Have you seen Simon D's viz stuff at juliacon? I believe a lot of that
stuff is soon going to be ready for wider use. I am sure he will chime in
further on this thread.

-viral

On 27 Dec 2015 11:59 pm, "Lampkld" <lampk...@gmail.com> wrote:
>
> Viral and Symon,
>
> Since you asked, I will write out some rough and probably excessively
abstract Ideas that have been floating around in my head below. I don't
have time to formally polish, so please forgive the inchoate nature of
these thoughts:
>
> Yes, composability and generality are the names of the game!

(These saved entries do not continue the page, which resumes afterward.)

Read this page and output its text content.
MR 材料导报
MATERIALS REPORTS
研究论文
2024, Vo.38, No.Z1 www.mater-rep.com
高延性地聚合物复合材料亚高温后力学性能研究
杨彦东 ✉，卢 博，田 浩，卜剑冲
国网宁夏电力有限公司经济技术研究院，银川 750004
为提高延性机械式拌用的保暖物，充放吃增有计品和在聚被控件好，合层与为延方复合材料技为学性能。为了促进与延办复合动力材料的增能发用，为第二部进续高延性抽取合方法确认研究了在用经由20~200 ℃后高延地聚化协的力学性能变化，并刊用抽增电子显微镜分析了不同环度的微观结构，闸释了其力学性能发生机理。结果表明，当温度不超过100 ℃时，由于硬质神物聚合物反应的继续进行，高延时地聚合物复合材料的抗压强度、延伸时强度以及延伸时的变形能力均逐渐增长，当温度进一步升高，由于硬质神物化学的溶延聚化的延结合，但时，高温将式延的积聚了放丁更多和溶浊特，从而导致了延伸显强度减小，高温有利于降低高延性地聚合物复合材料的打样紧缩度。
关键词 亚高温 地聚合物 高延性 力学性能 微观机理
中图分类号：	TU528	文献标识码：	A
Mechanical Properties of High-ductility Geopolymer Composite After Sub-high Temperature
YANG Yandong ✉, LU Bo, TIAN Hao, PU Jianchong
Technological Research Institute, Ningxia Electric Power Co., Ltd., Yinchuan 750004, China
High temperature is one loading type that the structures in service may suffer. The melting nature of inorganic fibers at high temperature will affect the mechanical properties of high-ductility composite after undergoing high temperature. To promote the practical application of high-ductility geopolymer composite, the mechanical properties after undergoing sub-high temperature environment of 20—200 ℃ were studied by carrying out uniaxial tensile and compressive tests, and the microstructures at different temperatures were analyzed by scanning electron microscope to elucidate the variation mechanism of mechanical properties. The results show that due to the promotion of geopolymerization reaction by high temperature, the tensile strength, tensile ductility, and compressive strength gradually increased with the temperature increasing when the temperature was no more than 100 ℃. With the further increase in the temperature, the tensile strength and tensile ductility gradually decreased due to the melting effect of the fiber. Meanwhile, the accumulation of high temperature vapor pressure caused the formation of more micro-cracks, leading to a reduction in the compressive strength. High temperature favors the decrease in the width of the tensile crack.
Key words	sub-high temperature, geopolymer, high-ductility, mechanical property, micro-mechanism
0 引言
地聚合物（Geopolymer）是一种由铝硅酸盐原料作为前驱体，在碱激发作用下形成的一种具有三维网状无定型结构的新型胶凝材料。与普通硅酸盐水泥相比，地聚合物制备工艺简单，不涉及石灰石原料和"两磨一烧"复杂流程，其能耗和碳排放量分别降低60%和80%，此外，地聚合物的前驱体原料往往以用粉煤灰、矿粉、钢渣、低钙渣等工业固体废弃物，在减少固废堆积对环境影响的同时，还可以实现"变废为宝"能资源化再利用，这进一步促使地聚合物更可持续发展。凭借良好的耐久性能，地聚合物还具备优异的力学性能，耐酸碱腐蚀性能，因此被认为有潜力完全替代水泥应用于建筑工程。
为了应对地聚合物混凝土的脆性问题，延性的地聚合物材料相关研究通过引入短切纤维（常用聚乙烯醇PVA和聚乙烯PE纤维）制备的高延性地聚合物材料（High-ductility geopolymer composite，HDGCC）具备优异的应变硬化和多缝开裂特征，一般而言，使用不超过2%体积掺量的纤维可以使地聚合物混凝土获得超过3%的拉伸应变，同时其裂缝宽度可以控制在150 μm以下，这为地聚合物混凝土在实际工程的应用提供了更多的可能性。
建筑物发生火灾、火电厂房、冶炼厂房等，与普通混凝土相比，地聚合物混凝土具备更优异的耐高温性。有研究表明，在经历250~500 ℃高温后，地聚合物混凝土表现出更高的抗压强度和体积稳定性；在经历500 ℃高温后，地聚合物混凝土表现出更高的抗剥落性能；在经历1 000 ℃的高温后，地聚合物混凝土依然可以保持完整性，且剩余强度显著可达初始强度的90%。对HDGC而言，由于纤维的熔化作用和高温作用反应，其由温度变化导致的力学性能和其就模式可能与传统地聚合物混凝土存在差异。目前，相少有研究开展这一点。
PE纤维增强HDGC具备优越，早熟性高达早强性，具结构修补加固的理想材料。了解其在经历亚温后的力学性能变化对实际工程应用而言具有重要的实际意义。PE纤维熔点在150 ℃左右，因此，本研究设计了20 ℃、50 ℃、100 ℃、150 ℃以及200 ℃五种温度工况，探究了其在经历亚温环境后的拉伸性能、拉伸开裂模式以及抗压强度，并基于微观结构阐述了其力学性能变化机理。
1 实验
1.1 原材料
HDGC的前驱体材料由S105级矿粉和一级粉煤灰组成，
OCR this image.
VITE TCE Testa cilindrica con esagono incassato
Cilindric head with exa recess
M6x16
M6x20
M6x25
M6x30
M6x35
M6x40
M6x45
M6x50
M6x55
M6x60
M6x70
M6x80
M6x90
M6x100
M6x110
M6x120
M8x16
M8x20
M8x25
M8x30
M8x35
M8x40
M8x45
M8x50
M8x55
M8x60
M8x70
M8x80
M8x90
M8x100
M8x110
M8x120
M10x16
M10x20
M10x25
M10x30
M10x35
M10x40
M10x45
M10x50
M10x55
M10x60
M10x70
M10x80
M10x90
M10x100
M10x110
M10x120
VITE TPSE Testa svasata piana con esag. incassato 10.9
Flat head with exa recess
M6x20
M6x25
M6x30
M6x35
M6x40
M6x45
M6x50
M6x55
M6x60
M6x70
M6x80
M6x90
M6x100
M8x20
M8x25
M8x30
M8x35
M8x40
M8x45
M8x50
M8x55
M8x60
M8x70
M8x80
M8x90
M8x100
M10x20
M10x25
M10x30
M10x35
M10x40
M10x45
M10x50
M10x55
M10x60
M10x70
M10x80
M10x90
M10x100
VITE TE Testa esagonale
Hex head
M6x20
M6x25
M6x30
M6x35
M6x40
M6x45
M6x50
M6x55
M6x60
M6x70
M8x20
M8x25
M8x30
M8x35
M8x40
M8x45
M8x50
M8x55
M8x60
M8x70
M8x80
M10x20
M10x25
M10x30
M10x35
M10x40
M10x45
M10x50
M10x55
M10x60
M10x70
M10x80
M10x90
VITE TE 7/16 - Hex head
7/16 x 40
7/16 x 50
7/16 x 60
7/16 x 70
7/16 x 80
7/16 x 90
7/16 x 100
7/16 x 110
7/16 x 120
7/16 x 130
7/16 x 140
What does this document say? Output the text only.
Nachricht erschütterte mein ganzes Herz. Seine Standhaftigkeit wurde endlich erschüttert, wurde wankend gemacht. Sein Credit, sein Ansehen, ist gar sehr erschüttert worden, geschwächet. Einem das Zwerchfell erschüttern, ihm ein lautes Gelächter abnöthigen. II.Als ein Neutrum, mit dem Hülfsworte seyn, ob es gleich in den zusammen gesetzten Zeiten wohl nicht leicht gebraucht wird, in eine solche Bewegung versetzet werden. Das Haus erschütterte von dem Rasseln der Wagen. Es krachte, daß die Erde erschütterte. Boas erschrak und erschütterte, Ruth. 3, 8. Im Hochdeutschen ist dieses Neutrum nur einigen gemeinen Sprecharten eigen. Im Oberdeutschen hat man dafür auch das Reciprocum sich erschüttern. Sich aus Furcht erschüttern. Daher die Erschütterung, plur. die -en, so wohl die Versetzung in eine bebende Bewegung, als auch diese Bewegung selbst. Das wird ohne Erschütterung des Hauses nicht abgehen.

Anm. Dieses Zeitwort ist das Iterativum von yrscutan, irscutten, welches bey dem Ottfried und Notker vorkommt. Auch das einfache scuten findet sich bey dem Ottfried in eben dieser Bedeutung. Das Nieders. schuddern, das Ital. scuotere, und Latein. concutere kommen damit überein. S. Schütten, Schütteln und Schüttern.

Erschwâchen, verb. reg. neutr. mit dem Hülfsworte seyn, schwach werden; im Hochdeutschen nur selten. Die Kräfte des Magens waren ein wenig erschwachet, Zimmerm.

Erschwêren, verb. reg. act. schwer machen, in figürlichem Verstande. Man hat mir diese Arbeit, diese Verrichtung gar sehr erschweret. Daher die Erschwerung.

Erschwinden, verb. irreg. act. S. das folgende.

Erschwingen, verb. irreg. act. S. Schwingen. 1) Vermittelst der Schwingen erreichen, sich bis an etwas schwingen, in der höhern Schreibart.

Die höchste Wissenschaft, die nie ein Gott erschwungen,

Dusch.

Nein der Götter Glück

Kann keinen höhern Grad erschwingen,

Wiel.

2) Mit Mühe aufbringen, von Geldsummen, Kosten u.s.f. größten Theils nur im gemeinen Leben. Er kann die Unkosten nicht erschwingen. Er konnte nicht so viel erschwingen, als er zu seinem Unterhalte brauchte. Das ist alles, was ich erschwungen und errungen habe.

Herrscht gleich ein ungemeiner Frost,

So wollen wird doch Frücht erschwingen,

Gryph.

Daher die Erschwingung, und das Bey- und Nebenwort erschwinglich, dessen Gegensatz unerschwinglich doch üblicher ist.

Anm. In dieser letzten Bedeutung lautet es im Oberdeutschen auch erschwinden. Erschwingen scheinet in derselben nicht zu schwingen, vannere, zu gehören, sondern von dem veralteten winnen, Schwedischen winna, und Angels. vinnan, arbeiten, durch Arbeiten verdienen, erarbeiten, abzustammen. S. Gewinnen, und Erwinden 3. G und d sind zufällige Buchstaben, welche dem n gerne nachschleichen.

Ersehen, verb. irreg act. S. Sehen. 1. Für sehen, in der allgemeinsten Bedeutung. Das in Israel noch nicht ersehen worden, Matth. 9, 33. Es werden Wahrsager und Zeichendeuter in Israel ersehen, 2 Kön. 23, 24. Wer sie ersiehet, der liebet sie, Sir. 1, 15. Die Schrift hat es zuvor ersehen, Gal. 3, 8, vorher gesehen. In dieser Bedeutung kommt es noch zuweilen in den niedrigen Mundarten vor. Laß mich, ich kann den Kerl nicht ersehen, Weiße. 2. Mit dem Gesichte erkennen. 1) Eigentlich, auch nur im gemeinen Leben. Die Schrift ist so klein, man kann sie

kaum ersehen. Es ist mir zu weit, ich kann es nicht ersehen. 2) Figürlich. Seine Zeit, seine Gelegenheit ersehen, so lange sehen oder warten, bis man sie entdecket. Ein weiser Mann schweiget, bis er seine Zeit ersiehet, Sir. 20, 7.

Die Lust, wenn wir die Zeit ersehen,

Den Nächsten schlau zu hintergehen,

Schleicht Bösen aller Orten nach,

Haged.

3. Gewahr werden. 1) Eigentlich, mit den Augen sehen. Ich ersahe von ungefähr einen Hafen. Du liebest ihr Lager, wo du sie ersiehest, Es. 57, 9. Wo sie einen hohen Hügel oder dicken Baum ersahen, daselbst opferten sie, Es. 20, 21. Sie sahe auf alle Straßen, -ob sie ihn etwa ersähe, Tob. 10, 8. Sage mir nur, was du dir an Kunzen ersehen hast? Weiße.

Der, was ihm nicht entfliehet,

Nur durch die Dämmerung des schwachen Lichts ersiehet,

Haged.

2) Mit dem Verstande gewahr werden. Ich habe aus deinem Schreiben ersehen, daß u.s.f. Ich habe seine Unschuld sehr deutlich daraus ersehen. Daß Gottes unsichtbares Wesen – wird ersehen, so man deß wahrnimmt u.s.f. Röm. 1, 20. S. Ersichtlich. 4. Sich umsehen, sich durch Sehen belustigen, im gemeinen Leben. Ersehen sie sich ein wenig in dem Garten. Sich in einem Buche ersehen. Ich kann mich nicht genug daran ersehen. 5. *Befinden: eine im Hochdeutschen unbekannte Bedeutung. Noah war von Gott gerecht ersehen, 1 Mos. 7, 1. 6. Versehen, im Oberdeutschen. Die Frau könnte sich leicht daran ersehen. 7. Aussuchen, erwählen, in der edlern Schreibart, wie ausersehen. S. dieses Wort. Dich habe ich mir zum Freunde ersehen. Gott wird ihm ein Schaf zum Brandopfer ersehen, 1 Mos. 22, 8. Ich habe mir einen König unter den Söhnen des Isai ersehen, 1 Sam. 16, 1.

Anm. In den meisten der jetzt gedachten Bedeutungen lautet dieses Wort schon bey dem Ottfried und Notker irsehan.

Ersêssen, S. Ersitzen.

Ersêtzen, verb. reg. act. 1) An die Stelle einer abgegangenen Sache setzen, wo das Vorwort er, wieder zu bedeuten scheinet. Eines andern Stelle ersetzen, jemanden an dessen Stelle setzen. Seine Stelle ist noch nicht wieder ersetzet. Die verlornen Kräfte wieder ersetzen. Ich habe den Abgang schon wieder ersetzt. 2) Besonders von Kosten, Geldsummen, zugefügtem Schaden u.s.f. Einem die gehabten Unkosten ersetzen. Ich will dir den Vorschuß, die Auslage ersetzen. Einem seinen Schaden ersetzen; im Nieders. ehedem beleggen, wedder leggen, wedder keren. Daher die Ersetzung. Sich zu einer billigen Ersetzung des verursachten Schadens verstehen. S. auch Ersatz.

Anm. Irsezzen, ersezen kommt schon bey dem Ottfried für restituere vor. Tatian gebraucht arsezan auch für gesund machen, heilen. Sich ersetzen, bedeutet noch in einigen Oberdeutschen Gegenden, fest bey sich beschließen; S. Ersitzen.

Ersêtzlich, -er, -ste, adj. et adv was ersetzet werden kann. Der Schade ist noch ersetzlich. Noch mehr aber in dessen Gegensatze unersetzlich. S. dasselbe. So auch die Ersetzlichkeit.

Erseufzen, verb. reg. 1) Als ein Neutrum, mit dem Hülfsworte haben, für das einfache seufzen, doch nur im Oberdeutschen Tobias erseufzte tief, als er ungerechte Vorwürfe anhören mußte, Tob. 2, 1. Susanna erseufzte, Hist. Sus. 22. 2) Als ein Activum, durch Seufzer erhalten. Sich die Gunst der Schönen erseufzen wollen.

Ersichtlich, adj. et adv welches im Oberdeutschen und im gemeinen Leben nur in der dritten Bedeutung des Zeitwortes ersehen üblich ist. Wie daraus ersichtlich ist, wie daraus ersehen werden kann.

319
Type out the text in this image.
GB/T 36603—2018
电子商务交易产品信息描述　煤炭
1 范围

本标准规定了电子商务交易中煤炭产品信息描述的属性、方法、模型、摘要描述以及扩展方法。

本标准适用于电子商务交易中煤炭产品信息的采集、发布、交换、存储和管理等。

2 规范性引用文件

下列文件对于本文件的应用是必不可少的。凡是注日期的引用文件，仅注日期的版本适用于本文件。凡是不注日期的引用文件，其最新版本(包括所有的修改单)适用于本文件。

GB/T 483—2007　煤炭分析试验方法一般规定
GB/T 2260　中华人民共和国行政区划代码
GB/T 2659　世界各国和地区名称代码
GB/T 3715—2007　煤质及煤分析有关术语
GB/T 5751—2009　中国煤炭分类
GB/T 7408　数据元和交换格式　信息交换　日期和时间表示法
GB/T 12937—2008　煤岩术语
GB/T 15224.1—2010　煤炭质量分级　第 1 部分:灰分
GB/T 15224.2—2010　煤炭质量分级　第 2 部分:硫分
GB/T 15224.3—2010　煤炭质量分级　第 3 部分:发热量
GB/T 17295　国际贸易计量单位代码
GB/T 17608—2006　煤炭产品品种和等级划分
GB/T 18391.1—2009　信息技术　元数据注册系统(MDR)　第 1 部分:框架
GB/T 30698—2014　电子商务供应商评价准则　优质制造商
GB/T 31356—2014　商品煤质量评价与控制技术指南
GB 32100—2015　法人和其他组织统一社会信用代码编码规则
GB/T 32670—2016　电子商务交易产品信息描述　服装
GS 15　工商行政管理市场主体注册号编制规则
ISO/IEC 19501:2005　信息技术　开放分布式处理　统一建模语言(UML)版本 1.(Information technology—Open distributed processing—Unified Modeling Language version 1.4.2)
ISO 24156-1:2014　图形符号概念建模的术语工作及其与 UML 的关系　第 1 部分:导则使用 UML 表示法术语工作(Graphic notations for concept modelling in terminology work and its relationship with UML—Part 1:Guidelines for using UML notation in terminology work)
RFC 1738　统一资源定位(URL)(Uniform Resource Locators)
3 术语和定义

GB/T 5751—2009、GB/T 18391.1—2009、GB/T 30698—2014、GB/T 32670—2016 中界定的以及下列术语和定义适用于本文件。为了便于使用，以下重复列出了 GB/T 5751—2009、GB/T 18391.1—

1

I would also
add expressiveness, scalability and fostering innovation.
>
> Part of #1 is at least reaching parity with R in terms of data cleaning
and manipulation syntax.  Part of R's popularity and its stubborn growth in
the face of python's recent maturation is its advantage in ease of
expressing data manipulation. If Julia is to compete, at the very least the
ecosystem should leverage macros to emulate R's NSE, in a more measured
manner (similar to DF meta).
>
> However I think we should be greedy and think , how can we do better? How
can we shorten the overhead and feedback loop in exploring and
experimenting with  ideas and the data and models?  I don't have many
concrete suggestions here, but I suspect the solution would involve
something Dplyr like with conservative and targeted use of interactive
javascript and web gl. Can we do transforms on the data with the mouse?
Fly through it With 3d glasses? I think we should think kinda wild here.
Hadley has discussed his dreams regarding a "grammar of modeling". Is this
prob programming or something else?
>
> What about plotting specifically ? I think an excellent sort of  general
exploration framework is Topological Data Analysis.
>
> Finally, I would look at maximizing diffuse innovation while maintaining
uniformity, the strengths of R's and Python's ecosystems respectively. My
amateur read of the complex systems science research  is that the ability
of a  system to produce new ideas and process information robustly and
quickly is correlated with a balance between looseness and diversity on one
hand balanced with strength of connection between nodes and some
hierarchy.  How can we design the Julia ecosystem to leverage this insight
while keeping uniformity in interface?  I'm thinking an abstract interface
with generic functions and types (similar to distributions.jl,) that can be
easily composed  together by researchers to create new models but can be
plugged back in to an API and tooling to be easily leveraged by end users.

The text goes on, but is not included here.